Sorry I didn't describe the system very well.. My terminology may be highly suspect. It does say Heatrae Sadia (or similar) on the tank.

I will try the closing the mains tap and running the hot water to see. I suspect though the tank will empty first.

Im assuming this is an "unvented" "indirect" heating system as there is a closet room fitted with a large white plastic tank full of cold water. A 22mm mains pipe comes along the bottom of the closet straight through to supply the cold taps in the bathroom and I guess through to the kitchen. A smaller 15mm pipe links this to a device attached to the cold water tank. Something (I assume the tank) is pressurised and there is a guage showing the presssure with a gate valve attached to it. My friend was instructed to open this valve and get the needle to a given setting to maintain pressure, every now and then. Being a flat there is no gravity feed so I guessed that this tank feeds the Potterton Prima condensing boiler. Two pipes exit the top of the boiler and I assume one feeds hot water taps and the other feeds the radiators for central heating.
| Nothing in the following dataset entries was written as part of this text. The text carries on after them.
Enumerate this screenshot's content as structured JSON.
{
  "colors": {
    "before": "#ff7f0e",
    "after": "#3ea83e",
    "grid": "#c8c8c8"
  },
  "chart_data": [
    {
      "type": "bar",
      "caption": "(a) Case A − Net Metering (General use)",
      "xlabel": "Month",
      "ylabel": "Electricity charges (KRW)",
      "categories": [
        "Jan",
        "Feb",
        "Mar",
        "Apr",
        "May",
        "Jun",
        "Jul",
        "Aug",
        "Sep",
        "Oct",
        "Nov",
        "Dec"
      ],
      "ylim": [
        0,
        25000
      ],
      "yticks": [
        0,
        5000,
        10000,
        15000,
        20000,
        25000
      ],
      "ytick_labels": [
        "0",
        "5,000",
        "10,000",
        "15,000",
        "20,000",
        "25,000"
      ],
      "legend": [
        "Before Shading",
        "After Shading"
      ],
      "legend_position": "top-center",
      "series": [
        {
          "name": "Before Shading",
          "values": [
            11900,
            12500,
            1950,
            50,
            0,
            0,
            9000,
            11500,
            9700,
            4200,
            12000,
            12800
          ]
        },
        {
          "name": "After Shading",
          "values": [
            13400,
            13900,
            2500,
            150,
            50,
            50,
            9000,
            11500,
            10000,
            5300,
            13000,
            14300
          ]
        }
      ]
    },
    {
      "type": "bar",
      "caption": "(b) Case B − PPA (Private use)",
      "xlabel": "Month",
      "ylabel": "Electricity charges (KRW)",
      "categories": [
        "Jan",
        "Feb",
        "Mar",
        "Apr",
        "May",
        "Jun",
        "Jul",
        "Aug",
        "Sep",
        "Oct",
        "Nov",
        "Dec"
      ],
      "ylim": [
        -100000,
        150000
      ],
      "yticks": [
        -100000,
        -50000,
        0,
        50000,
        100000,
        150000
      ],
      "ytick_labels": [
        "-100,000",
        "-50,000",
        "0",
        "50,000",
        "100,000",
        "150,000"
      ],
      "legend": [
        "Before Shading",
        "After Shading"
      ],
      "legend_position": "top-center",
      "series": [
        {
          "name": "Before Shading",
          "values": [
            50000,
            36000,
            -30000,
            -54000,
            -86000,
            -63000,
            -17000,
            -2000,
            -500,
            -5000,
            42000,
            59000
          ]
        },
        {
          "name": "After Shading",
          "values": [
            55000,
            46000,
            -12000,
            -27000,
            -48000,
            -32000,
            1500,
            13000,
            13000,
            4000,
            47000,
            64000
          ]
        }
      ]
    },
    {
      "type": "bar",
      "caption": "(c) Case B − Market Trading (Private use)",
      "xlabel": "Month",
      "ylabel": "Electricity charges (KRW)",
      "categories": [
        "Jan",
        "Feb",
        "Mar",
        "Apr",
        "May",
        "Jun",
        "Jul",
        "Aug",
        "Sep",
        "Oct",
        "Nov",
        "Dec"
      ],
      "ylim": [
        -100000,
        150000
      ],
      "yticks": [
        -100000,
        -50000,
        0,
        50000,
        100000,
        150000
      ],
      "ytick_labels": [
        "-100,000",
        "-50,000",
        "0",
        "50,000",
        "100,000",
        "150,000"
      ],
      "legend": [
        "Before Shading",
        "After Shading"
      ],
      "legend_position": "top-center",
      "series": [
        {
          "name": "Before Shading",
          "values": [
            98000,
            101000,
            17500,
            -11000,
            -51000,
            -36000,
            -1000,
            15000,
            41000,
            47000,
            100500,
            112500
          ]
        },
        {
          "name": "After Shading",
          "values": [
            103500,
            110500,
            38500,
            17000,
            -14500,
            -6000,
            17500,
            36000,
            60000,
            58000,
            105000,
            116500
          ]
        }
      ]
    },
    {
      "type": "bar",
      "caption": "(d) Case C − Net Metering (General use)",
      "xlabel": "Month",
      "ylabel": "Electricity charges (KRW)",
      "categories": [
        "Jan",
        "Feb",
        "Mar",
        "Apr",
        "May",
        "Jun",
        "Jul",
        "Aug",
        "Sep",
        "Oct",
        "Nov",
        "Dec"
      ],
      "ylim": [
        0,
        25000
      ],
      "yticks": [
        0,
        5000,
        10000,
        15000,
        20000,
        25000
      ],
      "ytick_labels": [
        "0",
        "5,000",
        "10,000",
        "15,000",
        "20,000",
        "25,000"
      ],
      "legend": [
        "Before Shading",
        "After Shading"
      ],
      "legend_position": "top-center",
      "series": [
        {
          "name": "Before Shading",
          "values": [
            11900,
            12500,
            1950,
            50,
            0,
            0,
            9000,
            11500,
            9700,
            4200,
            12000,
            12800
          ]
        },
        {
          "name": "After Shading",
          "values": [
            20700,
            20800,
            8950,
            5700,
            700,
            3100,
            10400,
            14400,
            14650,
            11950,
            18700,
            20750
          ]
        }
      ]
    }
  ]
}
I think the last bit of advice seems sensible. Open a hot tap and refill.. I hope these push on connectors are as good as I hear... I just wasn't sure how to refill this tank, the gate valve with the guage definately allows water to flow under pressure as you can hear it.

I just can't find any valves to isolate the taps from the water supply and wondered how to do this. My house has plastic service valves all over the place and it makes this sort of job straightforward!